Senate Democrats Counterattack
If there was any any doubt that the Democrats have had a string of miserable days since last Thursday, today's invocation of Rule 21 makes it pretty clear Democrats have had enough of the Bush counterattack. Frustration over the Miers withdraw, the Fitzmas fizzle and yesterday's Alito nomination pushed the Democrats to take today's action.
Short term, this is a smart move by the Democrats because it puts the intelligence issue and the Libby indictment back into the headlines and gives energy to their base who have become severely depressed over the last few days. Steve Clemons writes at The Washington Note:
I'm impressed. Senate Majority Leader Bill Frist is currently on C-Span lambasting Reid and his leadership for this move, which Frist is calling sneaky and underhanded.
Frist actually just said that he will be "unable to trust Senator Reid for the next year and half of this Congressional session." Frist said that the Democrats have gone into the gutter to fight.

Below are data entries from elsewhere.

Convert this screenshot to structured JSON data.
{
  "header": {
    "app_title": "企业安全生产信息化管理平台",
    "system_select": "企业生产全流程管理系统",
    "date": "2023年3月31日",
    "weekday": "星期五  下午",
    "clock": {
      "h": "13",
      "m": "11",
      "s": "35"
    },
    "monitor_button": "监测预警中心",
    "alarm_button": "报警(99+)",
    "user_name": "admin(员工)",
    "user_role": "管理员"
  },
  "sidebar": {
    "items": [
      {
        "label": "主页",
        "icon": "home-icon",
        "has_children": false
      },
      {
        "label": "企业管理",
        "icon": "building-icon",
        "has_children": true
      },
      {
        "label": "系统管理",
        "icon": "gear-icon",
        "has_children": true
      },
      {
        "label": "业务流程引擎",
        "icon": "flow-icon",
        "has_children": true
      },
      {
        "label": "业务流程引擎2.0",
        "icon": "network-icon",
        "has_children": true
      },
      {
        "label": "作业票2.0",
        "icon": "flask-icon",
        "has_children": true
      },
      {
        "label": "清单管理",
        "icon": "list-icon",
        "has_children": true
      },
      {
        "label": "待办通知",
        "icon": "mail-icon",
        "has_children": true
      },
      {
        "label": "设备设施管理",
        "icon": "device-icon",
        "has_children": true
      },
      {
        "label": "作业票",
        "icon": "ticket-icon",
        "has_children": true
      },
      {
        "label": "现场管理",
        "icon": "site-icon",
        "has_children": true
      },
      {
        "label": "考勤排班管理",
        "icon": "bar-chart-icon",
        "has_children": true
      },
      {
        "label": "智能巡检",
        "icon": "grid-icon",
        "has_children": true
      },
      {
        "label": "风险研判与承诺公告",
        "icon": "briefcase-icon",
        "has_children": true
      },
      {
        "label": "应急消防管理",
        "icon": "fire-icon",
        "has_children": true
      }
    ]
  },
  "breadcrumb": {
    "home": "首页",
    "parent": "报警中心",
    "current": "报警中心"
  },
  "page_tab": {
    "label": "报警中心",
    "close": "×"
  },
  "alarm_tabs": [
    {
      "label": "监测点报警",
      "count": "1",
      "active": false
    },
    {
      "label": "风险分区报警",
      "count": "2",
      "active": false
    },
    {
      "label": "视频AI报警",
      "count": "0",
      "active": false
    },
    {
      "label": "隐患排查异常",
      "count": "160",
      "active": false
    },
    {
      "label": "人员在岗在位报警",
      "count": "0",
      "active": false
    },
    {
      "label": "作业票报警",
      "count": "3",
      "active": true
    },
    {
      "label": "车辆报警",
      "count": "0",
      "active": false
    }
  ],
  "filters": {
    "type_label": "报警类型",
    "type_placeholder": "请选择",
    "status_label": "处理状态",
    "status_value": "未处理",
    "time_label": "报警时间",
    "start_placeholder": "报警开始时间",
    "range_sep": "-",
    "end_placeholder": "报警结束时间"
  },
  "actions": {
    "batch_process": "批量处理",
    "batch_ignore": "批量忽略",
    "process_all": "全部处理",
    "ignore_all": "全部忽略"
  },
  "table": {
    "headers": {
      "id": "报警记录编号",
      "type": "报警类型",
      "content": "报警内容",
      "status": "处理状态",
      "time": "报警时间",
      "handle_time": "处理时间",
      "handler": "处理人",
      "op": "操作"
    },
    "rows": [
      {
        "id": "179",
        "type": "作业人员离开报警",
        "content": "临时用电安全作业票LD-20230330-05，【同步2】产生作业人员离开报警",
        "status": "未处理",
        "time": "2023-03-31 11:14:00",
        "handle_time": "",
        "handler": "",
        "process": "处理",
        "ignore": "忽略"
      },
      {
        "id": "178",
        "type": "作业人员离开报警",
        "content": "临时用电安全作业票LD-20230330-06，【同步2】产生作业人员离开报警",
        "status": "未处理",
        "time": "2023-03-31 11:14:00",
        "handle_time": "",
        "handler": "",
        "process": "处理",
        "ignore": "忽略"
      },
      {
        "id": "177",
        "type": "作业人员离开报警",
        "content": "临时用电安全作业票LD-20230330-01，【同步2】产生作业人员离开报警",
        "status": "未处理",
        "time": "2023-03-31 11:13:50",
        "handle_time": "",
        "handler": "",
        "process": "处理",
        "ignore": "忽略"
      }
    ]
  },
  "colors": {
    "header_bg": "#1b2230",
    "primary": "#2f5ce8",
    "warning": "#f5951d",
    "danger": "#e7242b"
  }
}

I think it was bold and a very constructive move by Reid.
While it may be a positive short-term maneuver, I question the wisdom of this move over the longer term. The Alito nomination has laid the groundwork for a real nasty couple of months in the U.S. Senate and this stunt by the Democrats is only going to serve to unify the entire GOP caucus, at exactly the time when the Democrats only hope to beat the Alito nomination is their ability to fracture GOP loyalty and pull 6 Senators over to their side (either to vote outright against Alito or a refusal to vote for the nuclear option). Today's invocation of Rule 21 is not going to help Senate Democrats in this cause, and in fact, it makes whatever small chance the Dems had of defeating Alito, even smaller.
As far as the "reason" for the stunt today, Fitzgerald made it pretty clear on Friday that his investigation had nothing to do with the war in Iraq:
This indictment is not about the war. This indictment's not about the propriety of the war. And people who believe fervently in the war effort, people who oppose it, people who have mixed feelings about it should not look to this indictment for any resolution of how they feel or any vindication of how they feel.
This is simply an indictment that says, in a national security investigation about the compromise of a CIA officer's identity that may have taken place in the context of a very heated debate over the war, whether some person -- a person, Mr. Libby -- lied or not.
The indictment will not seek to prove that the war was justified or unjustified.
And no matter how often the Democrats repeat the myth that Bush and Cheney manufactured the Iraq WMD story, the facts clearly do not support that argument. Bill Clinton, Al Gore, John Kerry, the French, the Russians, the Egyptians, the Israelis, the Germans, the Brits, the U.N......I could go on and on, ALL believed Saddam Hussein had weapons of mass destruction.
One can honorably debate the wisdom of whether or not it made sense to go to war against Saddam Hussein's Iraq. One can also debate whether the war has been prosecuted intelligently of competently. Serious people, however, can not debate whether or not the majority of the intelligence agencies of the world believed Saddam Hussein had weapons of mass destruction.
Senate Democrats need to read Peter Beinart's piece in the latest Blueprint Magazine and recognize that their party's weakness on national security issues is a major liability in this post 9/11 world. And while short-term fantasies about Cheney machinations and Rove cover-ups may make their base happy and excite some in the MSM, they do little in the long-term to convince the American people that they are a party prepared to seriously deal with the national security threats this country faces in the years ahead.